I used to run into issues similar to this when I ran raids in a previous guild.

We had problems filling up 25 mans and had to invite PuGs to do them. The fact that we used a DKP system further complicated things.

What I eventually found out is the simpler the rules, the better. So, anytime there were PuGs invited our DKP system wasn't used and we used a /random system.

This sucked but at least we still got to raid. Sometimes there would be items that we would reserve for the raid, but we always made these and our loot rules clear before we started.

Personally, I think your current system is acceptable. I would avoid adding in a performance clause into your rules. While it sounds like a good theory, you would only complicate things for yourself.

hardlyhearshimself said...

I need to reroll alliance. Horde pugs blow.

Cybac said...

Seems straight foward enough, dont despair, tell them pugs that if they dont like them there rules that they can try and find another 25 man ToC thats run every week with space for pugs and not full of guildies AND clears Anub without fail.

There are only a few per server and not a great deal of them are regular so your in a position to stand your ground.

Good luck hope you dont get too many headaches. :)

Anonymous said...

What loot rules do you have for feral tanks? My guild cant quite put together a full 25man run yet so we have to PUG a some. I see our feral tanks getting out rolled by feral dps and rogues every week. Some of the guild offices have been talking but not sure what to do. I feel tanks have priority and should get the loot if they need it then dps but as you could imagine that would cause a problem. Any help would be greatly appreciated.

Conrad said...

in my extensive experience raid leading/pugging ive discovered an important fact. if you started the pug, found all the members, organized it etc, you get to make the rules. no matter how crazy they are you get to make them. if people dont like it then they dont have to go on the run. bitching after the fact always happens, but that is just people being retards, and i tend to ignore them.

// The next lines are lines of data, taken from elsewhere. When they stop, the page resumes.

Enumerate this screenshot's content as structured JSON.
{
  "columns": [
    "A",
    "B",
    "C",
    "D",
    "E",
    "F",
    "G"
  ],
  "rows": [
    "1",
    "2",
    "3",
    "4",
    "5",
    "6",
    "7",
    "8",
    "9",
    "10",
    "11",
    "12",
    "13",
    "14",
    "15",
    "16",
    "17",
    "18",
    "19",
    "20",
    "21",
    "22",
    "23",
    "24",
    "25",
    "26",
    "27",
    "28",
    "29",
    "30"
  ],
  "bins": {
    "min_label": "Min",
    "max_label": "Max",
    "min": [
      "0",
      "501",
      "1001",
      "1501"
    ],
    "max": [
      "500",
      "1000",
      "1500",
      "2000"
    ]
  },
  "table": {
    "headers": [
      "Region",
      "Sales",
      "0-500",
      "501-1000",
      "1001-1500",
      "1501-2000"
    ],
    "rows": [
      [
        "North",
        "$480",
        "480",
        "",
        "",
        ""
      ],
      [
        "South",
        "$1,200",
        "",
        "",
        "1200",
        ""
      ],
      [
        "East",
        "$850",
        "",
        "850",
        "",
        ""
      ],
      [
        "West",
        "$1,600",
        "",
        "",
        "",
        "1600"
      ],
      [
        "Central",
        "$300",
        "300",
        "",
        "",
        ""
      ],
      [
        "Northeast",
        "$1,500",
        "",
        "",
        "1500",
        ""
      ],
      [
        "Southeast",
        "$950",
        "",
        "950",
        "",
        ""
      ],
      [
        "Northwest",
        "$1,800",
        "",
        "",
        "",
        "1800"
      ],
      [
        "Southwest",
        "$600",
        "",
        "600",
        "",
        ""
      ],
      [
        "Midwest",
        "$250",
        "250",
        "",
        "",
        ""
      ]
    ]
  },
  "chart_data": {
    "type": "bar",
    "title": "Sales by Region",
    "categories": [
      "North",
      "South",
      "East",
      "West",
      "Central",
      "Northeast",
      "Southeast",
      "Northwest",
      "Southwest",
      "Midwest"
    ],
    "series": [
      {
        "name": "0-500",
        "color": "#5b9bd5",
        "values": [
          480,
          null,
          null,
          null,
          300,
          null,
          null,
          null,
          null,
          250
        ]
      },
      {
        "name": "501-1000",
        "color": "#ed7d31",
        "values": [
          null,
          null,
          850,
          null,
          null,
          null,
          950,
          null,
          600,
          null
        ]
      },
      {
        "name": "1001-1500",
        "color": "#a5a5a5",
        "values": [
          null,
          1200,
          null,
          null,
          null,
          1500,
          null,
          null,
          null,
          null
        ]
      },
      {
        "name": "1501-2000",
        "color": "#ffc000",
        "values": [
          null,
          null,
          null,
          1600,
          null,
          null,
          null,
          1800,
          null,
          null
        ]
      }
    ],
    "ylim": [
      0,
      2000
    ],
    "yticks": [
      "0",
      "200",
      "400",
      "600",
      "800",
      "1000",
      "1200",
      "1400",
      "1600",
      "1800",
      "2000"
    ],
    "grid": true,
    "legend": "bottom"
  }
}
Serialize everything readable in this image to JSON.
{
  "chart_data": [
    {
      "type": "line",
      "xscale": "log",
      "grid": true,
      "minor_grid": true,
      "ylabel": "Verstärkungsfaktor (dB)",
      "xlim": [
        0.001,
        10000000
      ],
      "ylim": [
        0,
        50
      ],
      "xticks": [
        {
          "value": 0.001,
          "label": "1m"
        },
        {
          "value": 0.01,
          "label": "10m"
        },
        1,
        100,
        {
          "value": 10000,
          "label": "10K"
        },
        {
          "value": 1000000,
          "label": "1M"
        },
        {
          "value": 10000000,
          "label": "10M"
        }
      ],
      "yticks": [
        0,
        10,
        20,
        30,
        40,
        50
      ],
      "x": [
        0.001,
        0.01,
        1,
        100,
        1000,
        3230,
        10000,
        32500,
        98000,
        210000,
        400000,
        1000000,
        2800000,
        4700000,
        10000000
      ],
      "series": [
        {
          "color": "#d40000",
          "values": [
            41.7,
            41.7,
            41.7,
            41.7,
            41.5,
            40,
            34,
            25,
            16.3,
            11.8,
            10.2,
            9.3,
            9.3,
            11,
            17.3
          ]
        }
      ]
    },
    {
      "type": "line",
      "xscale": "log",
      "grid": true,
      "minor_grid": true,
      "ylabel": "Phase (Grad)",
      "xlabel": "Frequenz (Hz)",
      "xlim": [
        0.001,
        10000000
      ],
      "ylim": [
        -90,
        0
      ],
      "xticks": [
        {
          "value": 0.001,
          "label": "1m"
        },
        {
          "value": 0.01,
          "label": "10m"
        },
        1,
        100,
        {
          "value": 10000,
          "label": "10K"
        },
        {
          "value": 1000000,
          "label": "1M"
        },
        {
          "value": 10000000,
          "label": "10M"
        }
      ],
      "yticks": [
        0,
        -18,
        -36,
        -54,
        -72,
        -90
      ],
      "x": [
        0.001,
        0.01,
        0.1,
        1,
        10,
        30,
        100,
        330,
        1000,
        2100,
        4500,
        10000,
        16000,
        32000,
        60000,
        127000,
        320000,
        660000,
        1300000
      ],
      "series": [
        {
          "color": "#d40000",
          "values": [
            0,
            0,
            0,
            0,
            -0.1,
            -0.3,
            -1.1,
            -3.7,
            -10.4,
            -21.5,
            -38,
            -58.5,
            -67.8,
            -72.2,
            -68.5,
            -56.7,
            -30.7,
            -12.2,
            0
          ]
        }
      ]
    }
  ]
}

i also am a big fan of a fail clause. someone commented to your post saying "We have no fail clause, because like it or not, they are here and trying," which IMO is not always true. ive ran pletny of pugs where people in the best gear possible dis abysmal damage, died all the time, and afk'd every trash pull. that is not trying. just being in the run is not trying, its being carried for loot. something which i rarely tolerate.

i am also not a fan of one main spec loot per person. more often i simply say roll on whatever you want, but if you are a loot whore i reserve the right to tell you to go fuck yourself.

again its your raid, your rules. if people dont like it they can find another raid.